[Chicago] requirements tracking in python

Pete pfein at pobox.com
Thu Jan 24 18:08:50 CET 2008


On Thursday January 24 2008 11:32:10 am Chris McAvoy wrote:
> Trac is pretty great.  You can get creative with tickets.  In general
> though, it sounds like your whole crew needs to evaluate your
> development methodologies...figure out what works, and stick with
> it.  That usually requires a bunch of buy in from a bunch of people
> who don't like to buy in, but if you get it all lined up, it might
> make things easier than finding a magical software package that fixes
> everything.

Lemme 2nd trac... we use it for basically everything.  I think we average 
around a 1000 tickets per year.  For a ~5 person company.  Since we don't 
have a physical office, our requirements/design discussions happen on the 
tickets (though we do discuss on IM sometimes & summarize on the ticket).  
It's nice having the entire context of a SVN change is in one place.  Though 
sometimes finding what you're looking for is a little hard, and it's no 
substitute for the high-level overview wiki documentation gives.

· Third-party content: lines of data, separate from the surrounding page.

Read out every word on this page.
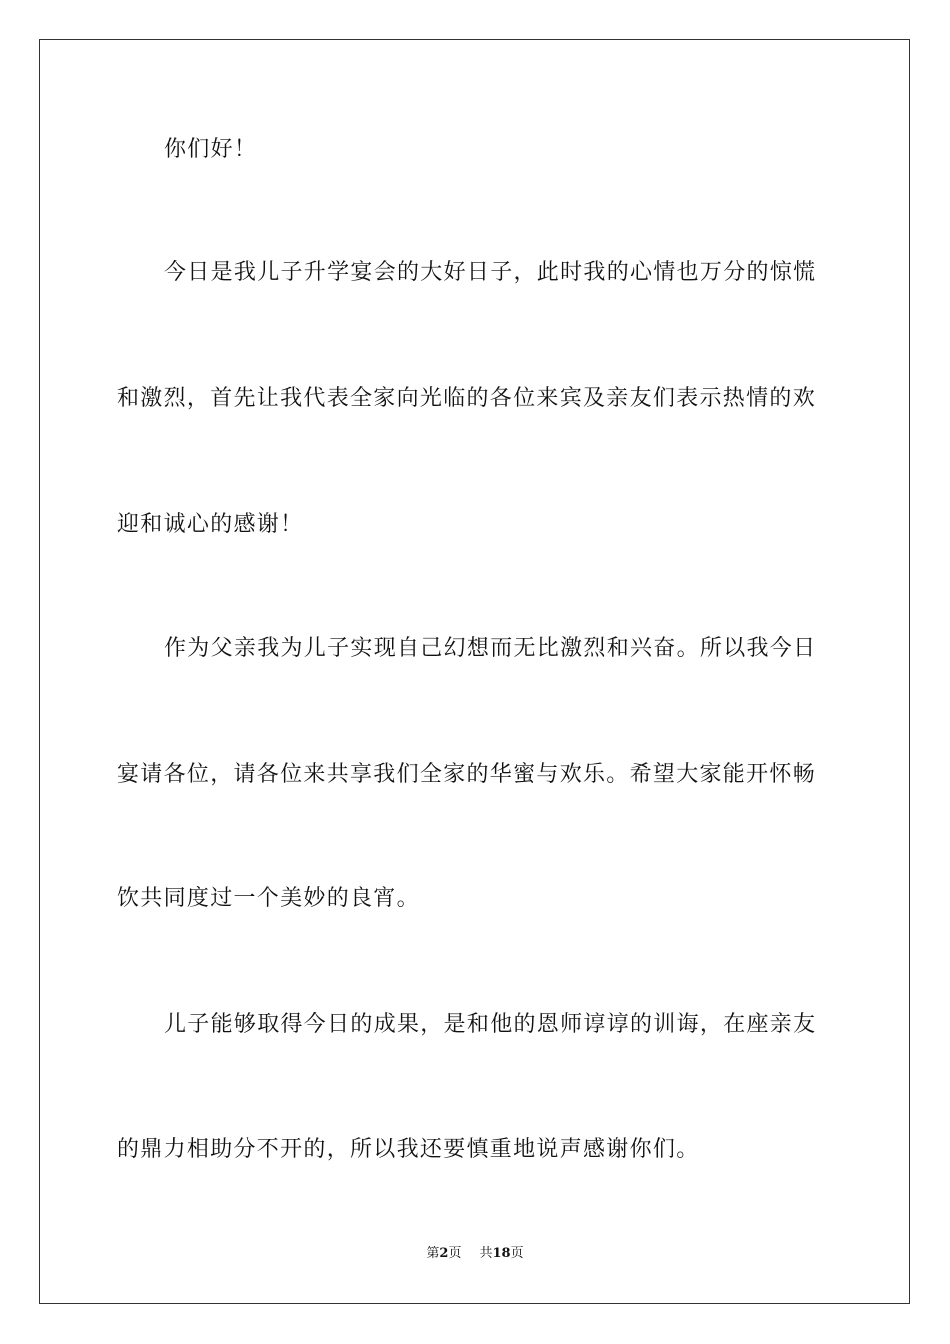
你们好！
今日是我儿子升学宴会的大好日子，此时我的心情也万分的惊慌
和激烈，首先让我代表全家向光临的各位来宾及亲友们表示热情的欢
迎和诚心的感谢！
作为父亲我为儿子实现自己幻想而无比激烈和兴奋。所以我今日
宴请各位，请各位来共享我们全家的华蜜与欢乐。希望大家能开怀畅
饮共同度过一个美妙的良宵。
儿子能够取得今日的成果，是和他的恩师谆谆的训诲，在座亲友
的鼎力相助分不开的，所以我还要慎重地说声感谢你们。
第2页 共18页
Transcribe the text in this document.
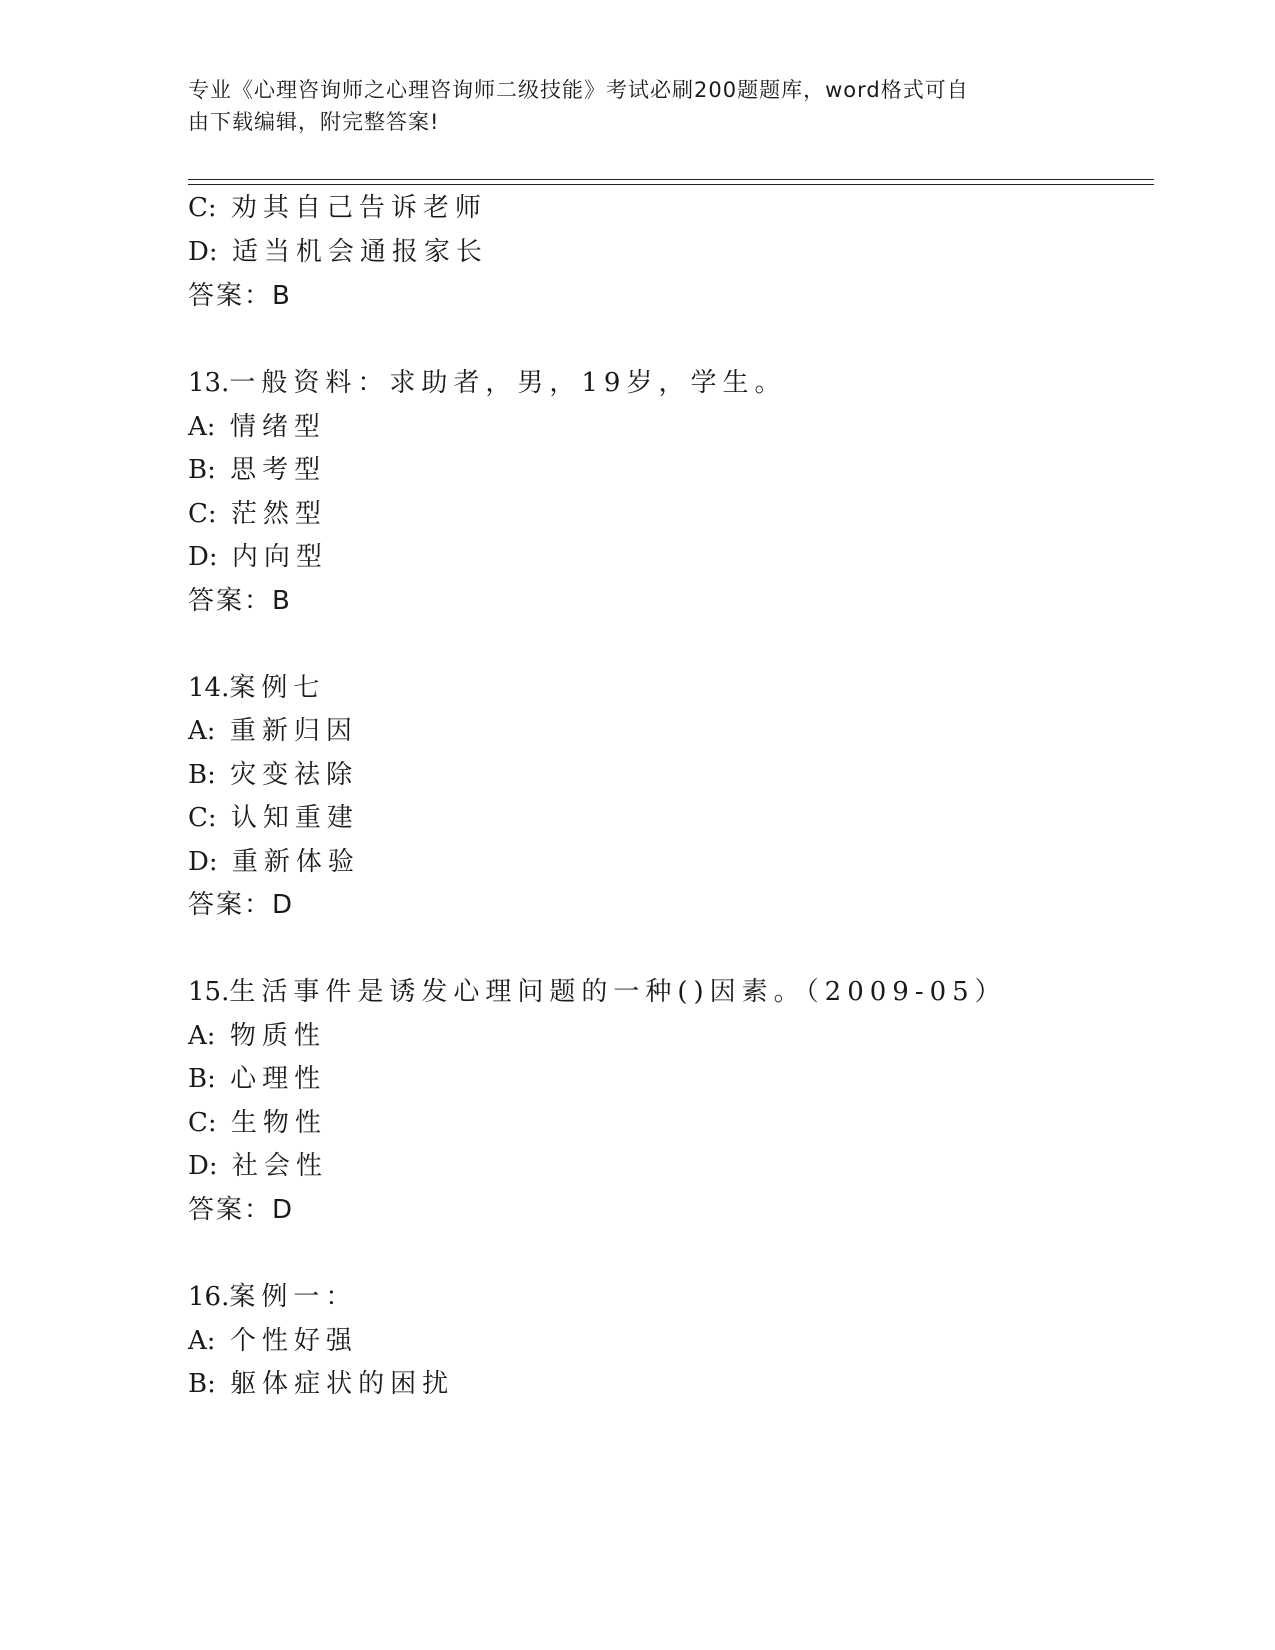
专业《心理咨询师之心理咨询师二级技能》考试必刷200题题库，word格式可自
由下载编辑，附完整答案!
C: 劝其自己告诉老师
D: 适当机会通报家长
答案：B
13.一般资料：求助者，男，19岁，学生。
A: 情绪型
B: 思考型
C: 茫然型
D: 内向型
答案：B
14.案例七
A: 重新归因
B: 灾变祛除
C: 认知重建
D: 重新体验
答案：D
15.生活事件是诱发心理问题的一种()因素。（2009-05）
A: 物质性
B: 心理性
C: 生物性
D: 社会性
答案：D
16.案例一：
A: 个性好强
B: 躯体症状的困扰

Though as Chris mentions, this is kinda getting more into methodology than 
tools.

On that note, do people really work off pre-defined specs?  We find that we 
start out with a rough idea of what we're trying to do and refine the *idea* 
as we implement.  In software, I find it's hard to know what you want until 
you're halfway there.  IMO, that's little-a agile.

Again, it's a culture thing.  Though one of my coworkers used to print out 
circuit diagrams on a large format printer and hang them on the wall for the 
benefit of the managers at his previous job. YMMV.